A positive or negative depending on how you look at it, no storyline gets in the way of the action here. Players simply jump right in and start building a beachfront resort, frantically clicking to serve drinks to waiting patrons and clean up their huts. Oddly though, the depth found in most rivals is lacking, with the excitement taking place on mostly static, if beautifully-rendered hand-drawn backgrounds, and characters represented by simple tokens. To wit, you never see a full range of testy tourists, huge arsenal of bonuses or even a great variety of on-screen activity, but occasional animations depicting events like rain showers or flying birds (which obstruct one’s view) do help add charisma.

In an odd twist, pressure here is mostly self-created. Rather than counting down, the clock (a numerical counter named ‘chrono’) counts up, with one’s goal being to assemble a compound as quickly as possible. But to be awarded new buildings, which you’ll need to place strategically so as to maximize efficiency, you’ll first have to meet waiting customers’ needs. This is accomplished by controlling a tray capable of holding two items – actions can easily be queued, stacked and canceled – via which you’ll shuttle refreshments and staff members between boats, cruise liners and huts.

Basically, existing structures can, at any given moment, feature a blinking alert atop them, which indicates the need for a housekeeper, waitress, nurse or other staff member. Removing these notices requires shuffling employees over to each locale in short fashion, and fulfilling food or drink orders (produced by French fry-, ice cream- and cocktail-producing structures) as required. The faster you do so, the quicker you’re awarded new huts or workstations to place, and closer you come to meeting each single-screen stage’s quota of buildings.

Granted, certain levels do mix things up by offering fixed layouts and forcing you to focus on combos, not construction. It’s further possible to periodically cop power-ups that let more resources be produced, enabling you to field more servers at once, for example. However, the proceedings, as you might imagine, aren’t particularly varied or engaging from a long-term standpoint, no matter how many new background environments or minor twists the creators introduce.

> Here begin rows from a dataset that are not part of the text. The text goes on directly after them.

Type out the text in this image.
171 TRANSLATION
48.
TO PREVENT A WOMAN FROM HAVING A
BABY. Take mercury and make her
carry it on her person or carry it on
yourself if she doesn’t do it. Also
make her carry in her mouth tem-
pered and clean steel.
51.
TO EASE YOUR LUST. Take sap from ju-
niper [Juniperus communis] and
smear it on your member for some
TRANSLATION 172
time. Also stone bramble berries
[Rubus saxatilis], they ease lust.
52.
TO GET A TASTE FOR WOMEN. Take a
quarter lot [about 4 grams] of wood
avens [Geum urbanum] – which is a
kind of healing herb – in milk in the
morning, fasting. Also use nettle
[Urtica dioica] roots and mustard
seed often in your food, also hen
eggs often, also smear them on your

Such setbacks being the game’s main failing, natch. Suffice it to say the title’s not particularly inventive or novel, proving less arresting and more outright workmanlike by nature. So while there’s fun to be had here enjoying the relaxing music, lush visuals and admittedly frantic mayhem on offer, incentive for meeting immediate goals and making continued overall progress is often fairly nebulous. Just a few levels in, you’ll fall into a comfortable routine, with shocks and surprises lacking.

Regardless, we don’t expect anyone to become bored outright, crazed as featured mouse-mashing scenarios can get. But sit down with the outing for any great length of time and you will soon notice your attention beginning to drift.

Have enough monotony in your everyday life as is? Consider taking a pass, knowing this one’s more weekend getaway than dream vacation. Nonetheless, there’s still enough worth lauding here from Tropical Mania‘s funky island vibe to functional interface and sharp presentation to make it worth recommending. Just know that any escapes it provides from the daily grind are – as is all-too-often the case with real-world getaways – going to be short-lived and limited by design.